Background:  Delirium affects 20-60% of the general hospitalized patients, and up to 85% of intensive care unit (ICU) patients. Its occurrence is associated with higher morbidity and mortality, long-term institutionalization, worse long-term cognitive outcomes, and increased hospital length of stay and costs. It is often missed due to lack of standardization in assessment and diagnostic methods, and lack of awareness among physicians and other health care providers. Management is challenging due to differing subspecialty provider preferences, and limitations in current literature. There had been no standardized approach for prevention or management of delirium for non-ICU patients at our institution.

Purpose: To create and implement an evidence-informed collaborative MD-RN protocol for the prevention and management of acute delirium for non-ICU patients.

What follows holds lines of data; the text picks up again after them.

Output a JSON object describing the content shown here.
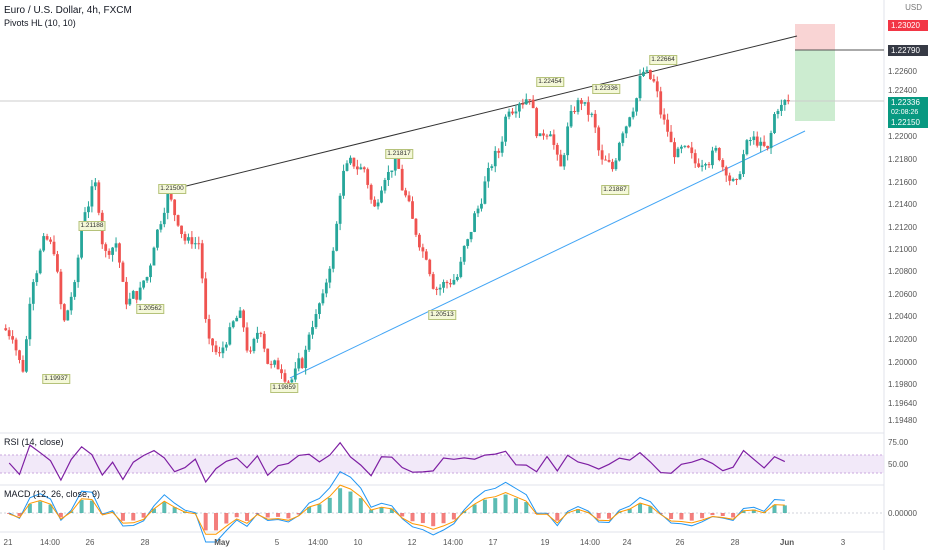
{
  "header": {
    "symbol_title": "Euro / U.S. Dollar, 4h, FXCM",
    "indicator_title": "Pivots HL (10, 10)"
  },
  "axis": {
    "currency": "USD",
    "price_ticks": [
      "1.22600",
      "1.22400",
      "1.22000",
      "1.21800",
      "1.21600",
      "1.21400",
      "1.21200",
      "1.21000",
      "1.20800",
      "1.20600",
      "1.20400",
      "1.20200",
      "1.20000",
      "1.19800",
      "1.19640",
      "1.19480"
    ],
    "time_ticks": [
      "21",
      "14:00",
      "26",
      "28",
      "May",
      "5",
      "14:00",
      "10",
      "12",
      "14:00",
      "17",
      "19",
      "14:00",
      "24",
      "26",
      "28",
      "Jun",
      "3"
    ]
  },
  "badges": {
    "stop_loss": "1.23020",
    "take_profit_line": "1.22790",
    "current_price": "1.22336",
    "countdown": "02:08:26",
    "entry": "1.22150"
  },
  "pivots": [
    "1.21188",
    "1.21500",
    "1.19937",
    "1.20562",
    "1.21817",
    "1.19859",
    "1.20513",
    "1.22454",
    "1.22336",
    "1.21887",
    "1.22664"
  ],
  "rsi": {
    "title": "RSI (14, close)",
    "levels": [
      "75.00",
      "50.00"
    ]
  },
  "macd": {
    "title": "MACD (12, 26, close, 9)",
    "value": "0.00000"
  },
  "colors": {
    "up": "#26a69a",
    "down": "#ef5350",
    "trend_upper": "#333333",
    "trend_lower": "#42a5f5",
    "rsi_line": "#7e1fa3",
    "macd_line": "#2196f3",
    "signal_line": "#ff9800"
  },
  "chart_data": {
    "type": "candlestick",
    "series": [
      {
        "name": "EURUSD",
        "close_path": [
          1.203,
          1.2,
          1.208,
          1.211,
          1.2105,
          1.204,
          1.207,
          1.214,
          1.216,
          1.21,
          1.211,
          1.206,
          1.2065,
          1.208,
          1.212,
          1.215,
          1.213,
          1.211,
          1.211,
          1.202,
          1.201,
          1.203,
          1.2045,
          1.201,
          1.2035,
          1.2,
          1.2,
          1.199,
          1.2005,
          1.204,
          1.206,
          1.21,
          1.217,
          1.218,
          1.2175,
          1.214,
          1.217,
          1.218,
          1.215,
          1.212,
          1.21,
          1.207,
          1.2075,
          1.208,
          1.211,
          1.214,
          1.217,
          1.219,
          1.223,
          1.2235,
          1.224,
          1.22,
          1.221,
          1.2175,
          1.222,
          1.2235,
          1.222,
          1.218,
          1.2175,
          1.221,
          1.223,
          1.226,
          1.225,
          1.2215,
          1.219,
          1.219,
          1.218,
          1.2185,
          1.219,
          1.2175,
          1.216,
          1.2195,
          1.22,
          1.219,
          1.223,
          1.2234
        ]
      }
    ]
  }
}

Description: In November 2013, we created a multidisciplinary delirium task force with representation from hospitalist service, psychiatry, neurology, neurosurgery, physiatry, pharmacy, nursing, quality/patient safety, and clinical informatics. Current institutional practice and literature were reviewed. Hospital-wide campaigns using didactic sessions to nurses and physicians have been held since to create delirium awareness. Educational materials have been posted on the intranet, and flyers and videos for patients and families have been created. Protocols for prevention and management of delirium in non-ICU patients were implemented on our electronic medical record system in June 2015. The prevention protocol comprises of: (a) Once daily nursing screening of all inpatients for risk of delirium, (b) Nurse-initiated non-pharmacological measures for delirium prevention in high-risk patients, including early mobility, reorientation, assuring sleep, noise reduction, bowel/bladder management, pain control, and caregiver education, (c) Nurse-initiated screening of all inpatients every shift for presence or absence of delirium using the confusion assessment method (CAM), and (d) MD order set for risk screening, ordering non-pharmacological measures by nursing, melatonin, and sleep aids if needed. If a patient was diagnosed with delirium, the management protocol is initiated: (a) Nurse-initiated non-pharmacological measures (same as in prevention protocol), (b) Nursing page to primary team of physicians to initiate the MD order set for delirium, (c) MD order set to work up the precipitating cause of delirium, order melatonin and/or antipsychotics as needed, and, (d) Ongoing monitoring for resolution and/or re-emergence of delirium by nursing using CAM. 

Conclusions:  A systematic and collaborative approach is essential to prevent and manage delirium. With this initiative, we created and implemented a MD-RN protocol feasible for use among hospitalized non-ICU patients. Further studies will measure the impact of this protocol on patient outcomes.